Leukemia is a cancer of the early blood-forming cells. Most often, leukemia is a cancer of the white blood cells, but some leukemias start in other blood cell types.
Researchers from the Institute of Process Engineering (IPE) of the Chinese Academy of Sciences and Zhujiang Hospital of Southern Medical University, have developed a new type of precise therapeutic vaccine against leukemia.
Announced on October 12, 2020, this leukemia vaccine candidate utilizes self-healing polylactic acid microcapsules for co-encapsulating a new epitope peptide and PD-1 antibody.
Although the possibility of treating leukemia through vaccination has been established, therapeutic performance still falls short of expectations in the clinic.
"Our clinical findings revealed the high expression of EPS8 and PD-1/PD-L1 in leukemia patients, which could be respectively used as a new type of leukemia antigen and a checkpoint target for a leukemia vaccine," said Prof. LI Yuhua from Zhujiang Hospital, in a press release.
In the novel vaccine, epitope peptides and PD-1 antibodies can be simply, mildly, and efficiently loaded into polylactic acid microcapsules, facilitated by the unique self-healing feature of the microcapsule.
After a single vaccination, the deposition and degradation of microcapsules at the local injection site lead to the recruitment of activated antigen-presenting cells and sustained release of both cargos.
"With the synergism of these two aspects, we observed a significant improvement in specific Cytotoxic T Lymphocyte (CTL) activation," said Prof.

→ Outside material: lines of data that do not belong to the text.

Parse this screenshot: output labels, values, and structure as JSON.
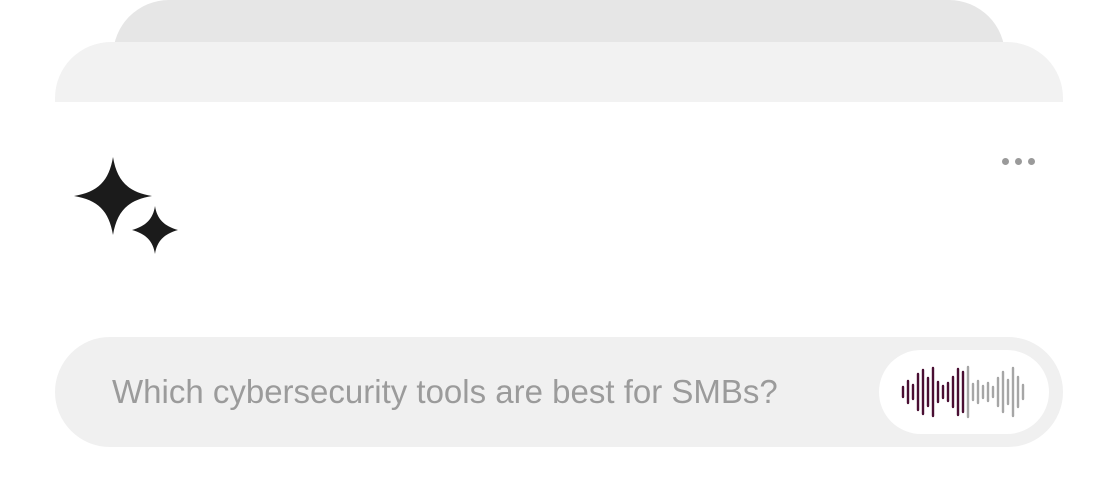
{
  "prompt": {
    "text": "Which cybersecurity tools are best for SMBs?"
  },
  "icons": {
    "assistant": "sparkle-icon",
    "menu": "more-horizontal-icon",
    "voice": "audio-waveform-icon"
  },
  "colors": {
    "sparkle": "#1b1b1b",
    "waveform_active": "#4a0f33",
    "waveform_inactive": "#a6a6a6",
    "prompt_text": "#9b9b9b",
    "prompt_bg": "#f0f0f0"
  },
  "waveform": {
    "active_fraction": 0.5
  }
}
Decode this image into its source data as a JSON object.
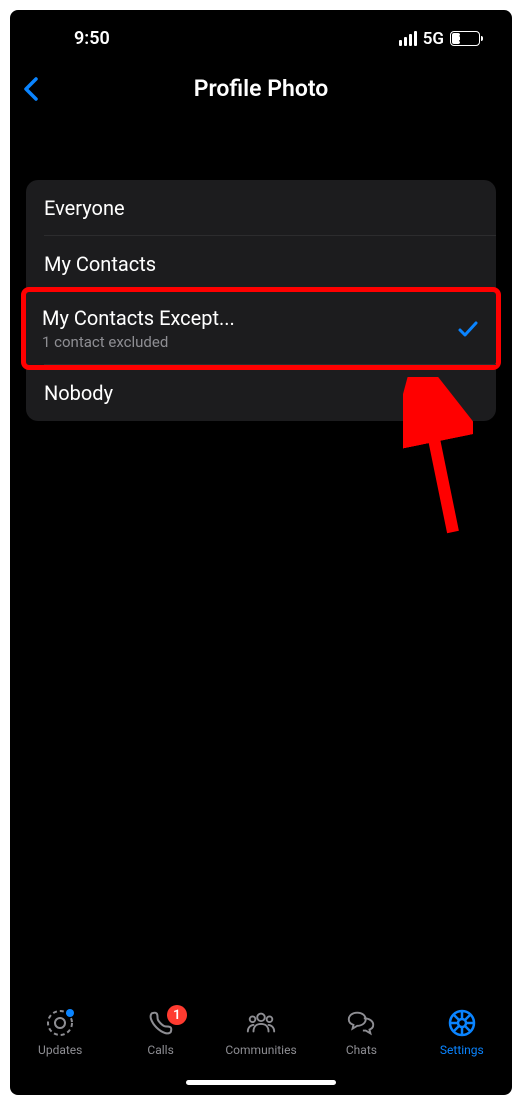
{
  "statusBar": {
    "time": "9:50",
    "network": "5G",
    "battery": "32"
  },
  "header": {
    "title": "Profile Photo"
  },
  "options": {
    "0": {
      "label": "Everyone"
    },
    "1": {
      "label": "My Contacts"
    },
    "2": {
      "label": "My Contacts Except...",
      "subtitle": "1 contact excluded"
    },
    "3": {
      "label": "Nobody"
    }
  },
  "tabs": {
    "updates": {
      "label": "Updates"
    },
    "calls": {
      "label": "Calls",
      "badge": "1"
    },
    "communities": {
      "label": "Communities"
    },
    "chats": {
      "label": "Chats"
    },
    "settings": {
      "label": "Settings"
    }
  }
}
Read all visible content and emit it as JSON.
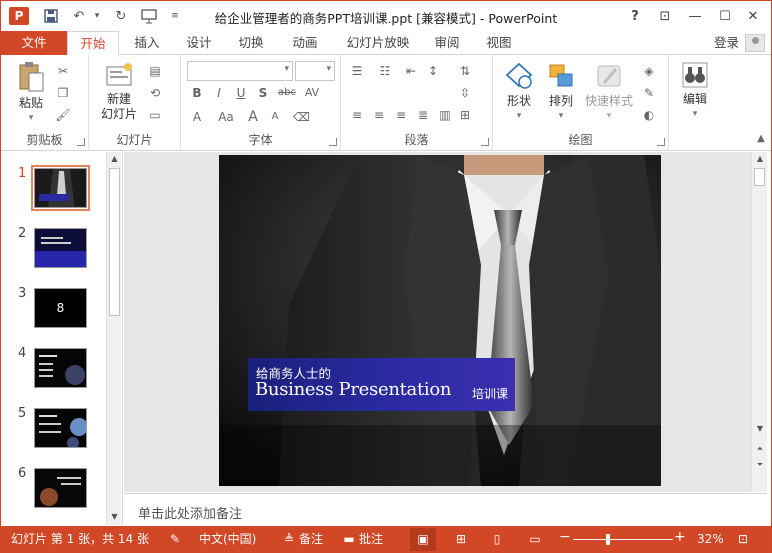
{
  "window": {
    "title": "给企业管理者的商务PPT培训课.ppt [兼容模式] - PowerPoint",
    "app_letter": "P",
    "accent_color": "#d24726",
    "controls": [
      "?",
      "⊡",
      "—",
      "☐",
      "✕"
    ]
  },
  "tabs": {
    "file": "文件",
    "items": [
      "开始",
      "插入",
      "设计",
      "切换",
      "动画",
      "幻灯片放映",
      "审阅",
      "视图"
    ],
    "active": "开始",
    "login": "登录"
  },
  "ribbon": {
    "clipboard": {
      "paste": "粘贴",
      "label": "剪贴板"
    },
    "slides": {
      "new_slide_line1": "新建",
      "new_slide_line2": "幻灯片",
      "label": "幻灯片"
    },
    "font": {
      "label": "字体",
      "bold": "B",
      "italic": "I",
      "underline": "U",
      "shadow": "S",
      "strike": "abc",
      "spacing": "AV",
      "case": "Aa",
      "size_up": "A",
      "size_down": "A"
    },
    "paragraph": {
      "label": "段落"
    },
    "drawing": {
      "shapes": "形状",
      "arrange": "排列",
      "quick_styles": "快速样式",
      "label": "绘图"
    },
    "editing": {
      "label": "编辑"
    }
  },
  "thumbnails": {
    "numbers": [
      "1",
      "2",
      "3",
      "4",
      "5",
      "6"
    ],
    "active_index": 0,
    "slide3_text": "8"
  },
  "slide": {
    "banner_subtitle": "给商务人士的",
    "banner_title": "Business Presentation",
    "banner_tail": "培训课"
  },
  "notes": {
    "placeholder": "单击此处添加备注"
  },
  "status": {
    "slide_info": "幻灯片 第 1 张，共 14 张",
    "language": "中文(中国)",
    "notes": "备注",
    "comments": "批注",
    "zoom": "32%",
    "zoom_minus": "−",
    "zoom_plus": "+"
  }
}
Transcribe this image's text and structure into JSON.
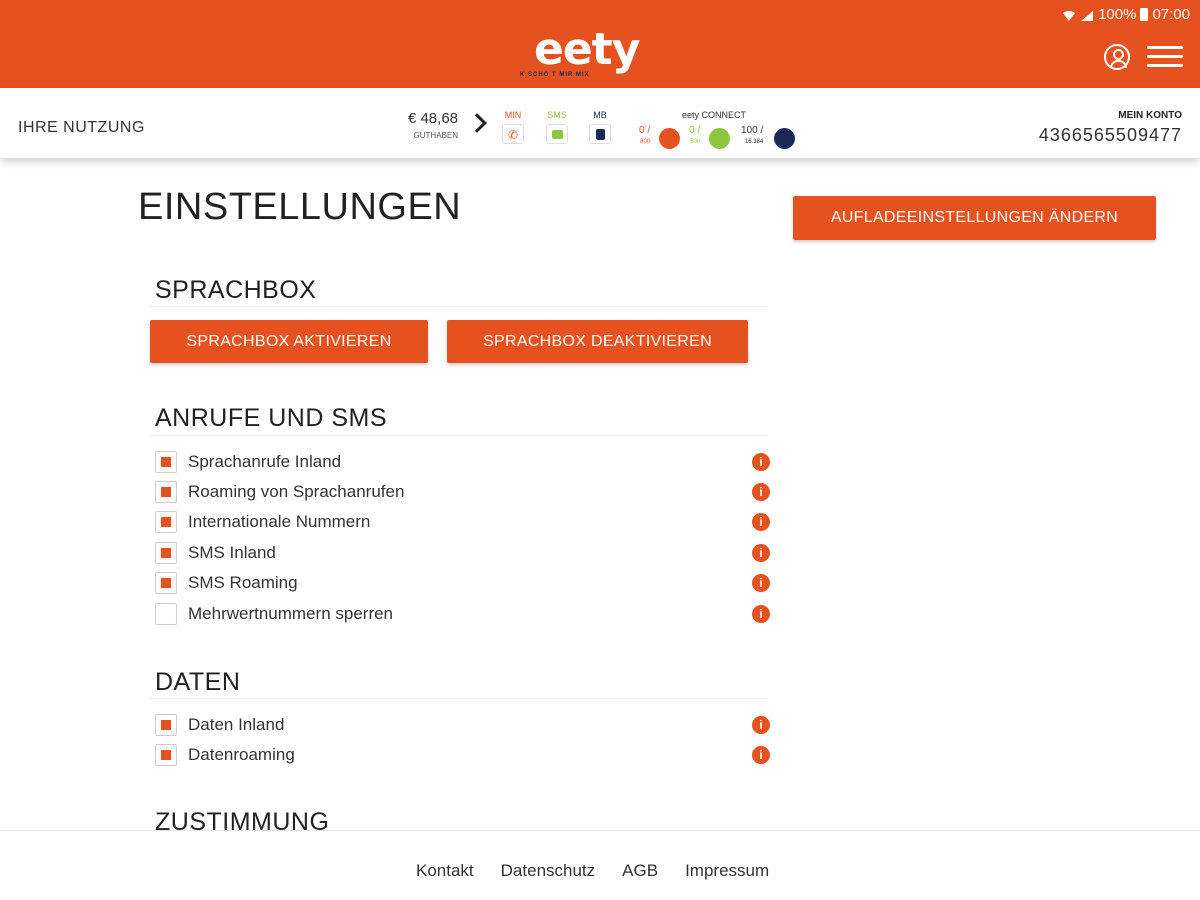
{
  "status": {
    "battery": "100%",
    "time": "07:00"
  },
  "brand": {
    "logo": "eety",
    "tagline": "K SCHO T MIR MIX"
  },
  "usage": {
    "label": "IHRE NUTZUNG",
    "balance": "€ 48,68",
    "balance_label": "GUTHABEN",
    "units": [
      {
        "label": "MIN",
        "icon": "phone-icon",
        "color": "#e5511f"
      },
      {
        "label": "SMS",
        "icon": "chat-icon",
        "color": "#8dc63f"
      },
      {
        "label": "MB",
        "icon": "data-icon",
        "color": "#1a2a55"
      }
    ],
    "connect_title": "eety CONNECT",
    "counters": [
      {
        "value": "0 /",
        "sub": "800",
        "color": "#e5511f"
      },
      {
        "value": "0 /",
        "sub": "500",
        "color": "#8dc63f"
      },
      {
        "value": "100 /",
        "sub": "16.384",
        "color": "#1a2a55"
      }
    ],
    "account_label": "MEIN KONTO",
    "account_number": "4366565509477"
  },
  "page": {
    "title": "EINSTELLUNGEN",
    "topup_button": "AUFLADEEINSTELLUNGEN ÄNDERN"
  },
  "sprachbox": {
    "title": "SPRACHBOX",
    "activate": "SPRACHBOX AKTIVIEREN",
    "deactivate": "SPRACHBOX DEAKTIVIEREN"
  },
  "calls": {
    "title": "ANRUFE UND SMS",
    "options": [
      {
        "label": "Sprachanrufe Inland",
        "checked": true
      },
      {
        "label": "Roaming von Sprachanrufen",
        "checked": true
      },
      {
        "label": "Internationale Nummern",
        "checked": true
      },
      {
        "label": "SMS Inland",
        "checked": true
      },
      {
        "label": "SMS Roaming",
        "checked": true
      },
      {
        "label": "Mehrwertnummern sperren",
        "checked": false
      }
    ]
  },
  "data_section": {
    "title": "DATEN",
    "options": [
      {
        "label": "Daten Inland",
        "checked": true
      },
      {
        "label": "Datenroaming",
        "checked": true
      }
    ]
  },
  "consent": {
    "title": "ZUSTIMMUNG"
  },
  "footer": {
    "links": [
      "Kontakt",
      "Datenschutz",
      "AGB",
      "Impressum"
    ]
  },
  "colors": {
    "accent": "#e5511f",
    "green": "#8dc63f",
    "navy": "#1a2a55"
  }
}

WEI Wei from IPE.
The researchers also verified the availability of the novel vaccine using various epitope peptides in different models, such as murine leukemia, humanized cell line-derived leukemia xenograft (CDX), and patient-derived leukemia xenograft (PDX) models.
The microcapsule-based formulation demonstrated its superior performance over that of the ISA adjuvant (commercialized adjuvant) in all leukemia therapeutic models, showing the promise of the microcapsule-based vaccine for use against various leukemia antigens in clinic.

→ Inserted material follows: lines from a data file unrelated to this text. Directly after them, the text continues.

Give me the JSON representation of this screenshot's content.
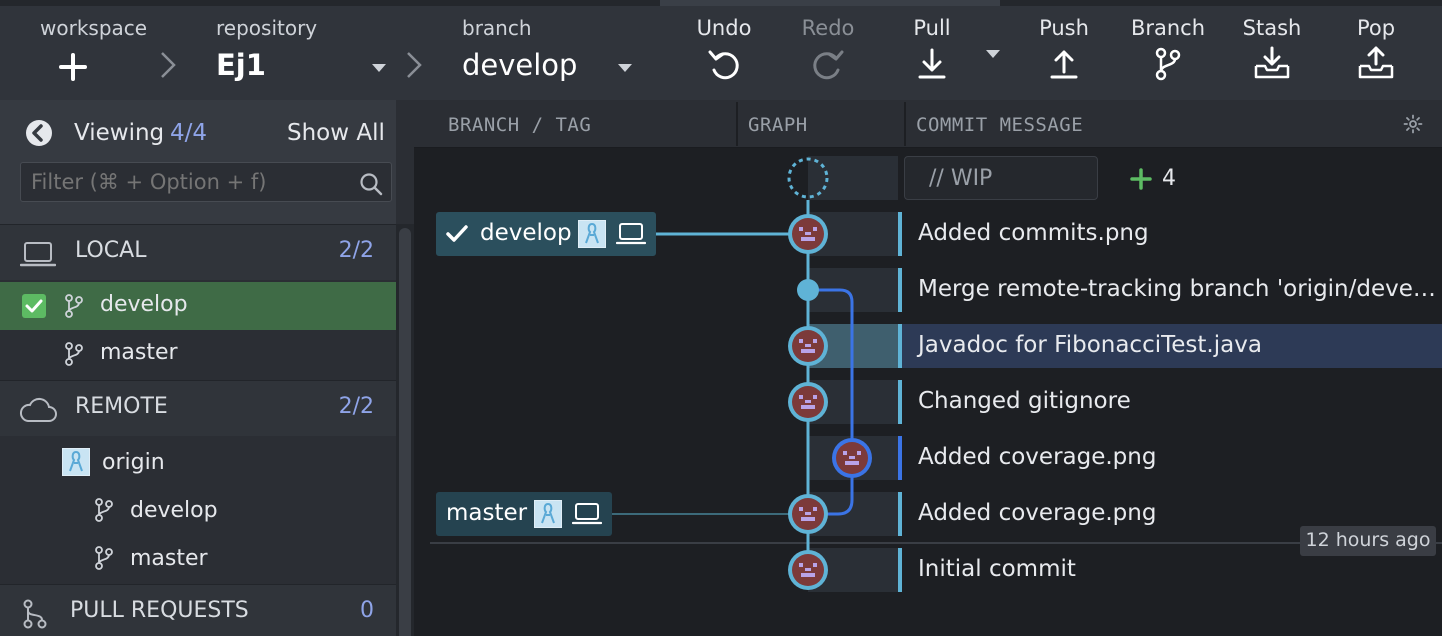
{
  "toolbar": {
    "workspace_label": "workspace",
    "repository_label": "repository",
    "repository_value": "Ej1",
    "branch_label": "branch",
    "branch_value": "develop",
    "buttons": {
      "undo": "Undo",
      "redo": "Redo",
      "pull": "Pull",
      "push": "Push",
      "branch": "Branch",
      "stash": "Stash",
      "pop": "Pop"
    }
  },
  "sidebar": {
    "viewing_label": "Viewing",
    "viewing_count": "4/4",
    "show_all": "Show All",
    "filter_placeholder": "Filter (⌘ + Option + f)",
    "local": {
      "title": "LOCAL",
      "count": "2/2",
      "branches": [
        "develop",
        "master"
      ]
    },
    "remote": {
      "title": "REMOTE",
      "count": "2/2",
      "name": "origin",
      "branches": [
        "develop",
        "master"
      ]
    },
    "pull_requests": {
      "title": "PULL REQUESTS",
      "count": "0"
    }
  },
  "columns": {
    "branch_tag": "BRANCH / TAG",
    "graph": "GRAPH",
    "commit_message": "COMMIT MESSAGE"
  },
  "wip": {
    "label": "// WIP",
    "added": "4"
  },
  "branch_labels": {
    "develop": "develop",
    "master": "master"
  },
  "commits": [
    {
      "message": "Added commits.png"
    },
    {
      "message": "Merge remote-tracking branch 'origin/deve…"
    },
    {
      "message": "Javadoc for FibonacciTest.java"
    },
    {
      "message": "Changed gitignore"
    },
    {
      "message": "Added coverage.png"
    },
    {
      "message": "Added coverage.png"
    },
    {
      "message": "Initial commit"
    }
  ],
  "time_badge": "12 hours ago",
  "colors": {
    "accent_teal": "#5fb3d6",
    "accent_blue": "#3b74e6",
    "selected_row": "#2d3a56",
    "local_selected": "#3f6b46",
    "count": "#8fa4e8",
    "add_green": "#5dbb63"
  }
}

"With the advantages of FDA-approved polylactic acid material, convenience in preparing the vaccine formulation, diversity of vaccine components, and excellent therapeutic effect, the microcapsule-based vaccine exhibits great potential for clinical translation," said Prof. MA Guanghui from IPE.
There are several types of leukemia, which are divided based mainly on whether the leukemia is acute or chronic, and whether it starts in myeloid cells or lymphoid cells. Different types of leukemia have different treatment options and outlooks, says the American Cancer Society (ACS).

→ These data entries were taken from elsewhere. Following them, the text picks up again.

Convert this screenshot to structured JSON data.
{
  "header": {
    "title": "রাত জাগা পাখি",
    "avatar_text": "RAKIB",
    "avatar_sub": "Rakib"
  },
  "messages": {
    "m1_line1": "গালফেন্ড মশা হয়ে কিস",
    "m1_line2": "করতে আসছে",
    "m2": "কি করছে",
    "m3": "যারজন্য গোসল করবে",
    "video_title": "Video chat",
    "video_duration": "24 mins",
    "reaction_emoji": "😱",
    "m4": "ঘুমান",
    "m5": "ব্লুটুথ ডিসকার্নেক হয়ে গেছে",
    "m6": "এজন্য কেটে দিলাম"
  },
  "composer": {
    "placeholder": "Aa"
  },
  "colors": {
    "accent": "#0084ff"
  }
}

Most childhood leukemias are acute. These leukemias can progress quickly, and typically need to be treated right away. The main types of acute leukemia are:
- Acute Lymphocytic Leukemia (ALL): About 3 out of 4 childhood leukemias are ALL. These leukemias start in early forms of white blood cells called lymphocytes.
- Acute Myeloid Leukemia (AML): This type of leukemia, also called acute myelogenous leukemia, acute myelocytic leukemia, or acute non-lymphocytic leukemia, accounts for most of the remaining cases of childhood leukemia. AML starts from the myeloid cells that normally form white blood cells (other than lymphocytes), red blood cells, or platelets.
- Rarely, acute leukemias can have features of both ALL and AML. These are called mixed lineage leukemia, acute undifferentiated leukemias, or mixed phenotype acute leukemias. In children, they are generally treated like ALL and usually respond to treatment like ALL, stated the ACS.